Outro ponto que deve ser levado em consideração sobre a avaliação da efetividade da suplementação do Cobre é a influência direta da fonte de Cobre e respectiva biodisponibilidade sobre os resultados de desempenho.
Efeito Antibacteriano
Com o objetivo de manipular a microflora intestinal, seu uso se tornou habitual nas dietas de aves e suínos em níveis ‘supranutricionais’ para promover efeito antimicrobiano, melhorando assim o desempenho dos animais. Vários estudos apontam mudanças nas características das populações bacterianas no intestino de suínos e seus dejetos. Um pesquisador avaliou o efeito de sulfato de Cobre na microbiota gastrointestinal de leitões.
A suplementação com 175ppm de Cobre resultou principalmente na inibição de coliformes no intestino. Segundo outro estudo, por meio da regulação intestinal da microflora, o número de linfócitos associados à área das vilosidades intestinais de frangos foi reduzido, indicando menor desafio imune de aves suplementadas com altos níveis de Cobre.
Efeito Sistêmico
Ao ser absorvido no intestino, o Cobre segue para a corrente sanguínea, podendo alcançar uma série de tecidos com influência sobre o crescimento do animal. Por exemplo, níveis elevados de Cobre podem induzir a uma elevação na concentração de Cobre no cérebro, podendo afetar potencialmente a secreção de substâncias que resultam melhor desempenho. Outro estudioso injetou Cobre via intravenosa simulando a quantidade de Cobre sérico atingido em suínos alimentados com sulfato em doses ‘supranutricionais’.
O Cobre não foi introduzido via oral, portanto, não teve contato com o meio ambiente gastrointestinal, isolando o efeito antibacteriano. Suínos injetados com Cobre apresentaram maiores níveis hepáticos, séricos e intracerebrais de Cobre, além de melhor ganho de peso e conversão alimentar. Neste mesmo estudo, animais que receberam Cobre apresentaram aumento da atividade mitogênica – capacidade de multiplicação celular – e aumento relativo do músculo longissimus.
O mesmo autor, em 2014, utilizando fontes distintas de Cu avaliou a concentração disponível no fígado de leitões após suplementação oral encontrando importantes diferenças entre as fontes caracterizando diferença de biodisponibilidade e absorção de cada fonte (Gráfico 1).

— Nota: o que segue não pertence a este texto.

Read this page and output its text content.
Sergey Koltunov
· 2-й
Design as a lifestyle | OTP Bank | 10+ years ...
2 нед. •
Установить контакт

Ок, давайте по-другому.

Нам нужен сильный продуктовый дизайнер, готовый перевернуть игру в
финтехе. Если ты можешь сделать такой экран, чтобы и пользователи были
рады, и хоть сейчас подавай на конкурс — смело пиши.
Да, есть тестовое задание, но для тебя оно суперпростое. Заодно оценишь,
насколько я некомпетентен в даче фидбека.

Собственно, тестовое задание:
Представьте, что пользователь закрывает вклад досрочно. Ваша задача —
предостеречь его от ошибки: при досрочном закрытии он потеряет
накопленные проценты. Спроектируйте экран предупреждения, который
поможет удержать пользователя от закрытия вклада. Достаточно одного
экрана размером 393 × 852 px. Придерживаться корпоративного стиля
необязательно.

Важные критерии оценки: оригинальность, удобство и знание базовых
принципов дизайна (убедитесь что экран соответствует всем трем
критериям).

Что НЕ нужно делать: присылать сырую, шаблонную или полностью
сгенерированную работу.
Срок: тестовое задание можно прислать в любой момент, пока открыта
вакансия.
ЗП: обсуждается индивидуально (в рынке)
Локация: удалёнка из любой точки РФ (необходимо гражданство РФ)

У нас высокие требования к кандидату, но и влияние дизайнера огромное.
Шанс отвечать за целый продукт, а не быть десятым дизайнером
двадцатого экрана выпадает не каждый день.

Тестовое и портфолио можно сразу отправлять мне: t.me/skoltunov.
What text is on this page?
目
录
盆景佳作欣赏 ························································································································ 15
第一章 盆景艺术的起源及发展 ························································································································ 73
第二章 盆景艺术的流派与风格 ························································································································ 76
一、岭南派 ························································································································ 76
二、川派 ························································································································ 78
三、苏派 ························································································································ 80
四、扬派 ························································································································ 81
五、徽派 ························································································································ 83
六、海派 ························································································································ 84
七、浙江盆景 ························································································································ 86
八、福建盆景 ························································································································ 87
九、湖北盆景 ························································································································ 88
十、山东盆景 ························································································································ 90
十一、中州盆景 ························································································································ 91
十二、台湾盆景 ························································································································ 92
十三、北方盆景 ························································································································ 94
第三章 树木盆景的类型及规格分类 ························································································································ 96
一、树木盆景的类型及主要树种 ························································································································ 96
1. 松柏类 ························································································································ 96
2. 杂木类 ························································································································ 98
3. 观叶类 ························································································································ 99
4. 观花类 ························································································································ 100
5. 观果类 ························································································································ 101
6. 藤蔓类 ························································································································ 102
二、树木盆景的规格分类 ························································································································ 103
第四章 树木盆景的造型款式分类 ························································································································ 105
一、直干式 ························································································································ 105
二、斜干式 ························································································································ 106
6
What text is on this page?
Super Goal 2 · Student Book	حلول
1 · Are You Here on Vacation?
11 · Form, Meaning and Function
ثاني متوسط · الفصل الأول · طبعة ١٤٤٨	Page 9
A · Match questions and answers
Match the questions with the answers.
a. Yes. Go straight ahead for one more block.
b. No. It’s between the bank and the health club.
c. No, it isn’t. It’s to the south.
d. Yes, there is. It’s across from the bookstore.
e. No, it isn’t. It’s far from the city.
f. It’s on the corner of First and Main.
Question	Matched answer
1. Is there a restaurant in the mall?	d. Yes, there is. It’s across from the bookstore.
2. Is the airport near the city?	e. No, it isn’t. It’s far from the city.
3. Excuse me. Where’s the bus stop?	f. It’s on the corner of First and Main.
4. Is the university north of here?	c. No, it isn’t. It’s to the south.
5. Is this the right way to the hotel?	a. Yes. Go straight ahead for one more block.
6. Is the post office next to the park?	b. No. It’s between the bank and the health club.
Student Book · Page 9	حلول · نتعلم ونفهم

Em estudo de 2019, foi realizada a medição da expressão gênica da grelina e também do hormônio do crescimento, indicando uma importante participação do Cobre na expressão destas duas substâncias no ganho de peso dos animais.
Via entero-hepato-biliar
Esta seria a via ou mecanismo de ação com importância significativa para o efeito local intestinal. Conceitualmente, o Cobre pode ser absorvido no intestino, atingir o sangue, o fígado e ser eliminado via biliar. Ao atingir o intestino novamente, poderia desempenhar uma função antibacteriana local expressiva. A possível importância da via entero-hepato-biliar para o efeito do Cobre como melhorador da conversão alimentar.
Influência das diferentes fontes de Cobre sobre o desempenho
Os microminerais, como o Cobre, podem interagir com um universo de substâncias (fibras, fitatos, outros minerais, proteínas, etc.) principalmente sob baixo pH (estômago), formando complexos insolúveis menos absorvíveis ou constituindo complexos solúveis, mas de alto peso molecular, que reduzem a absorção intestinal e/ou sua atividade antimicrobiana.
Embora a maior parte dos estudos publicados até o momento tenha avaliado o potencial do Cobre utilizando fontes inorgânicas mais passíveis à ocorrência de interações e reconhecidamente menos biodisponíveis, hoje são conhecidos os diferenciais da fonte orgânica de Cobre. Mesmo quando suplementado em baixos níveis o Cobre fornecido apresenta melhores resultados de desempenho (Gráficos 2 e 3).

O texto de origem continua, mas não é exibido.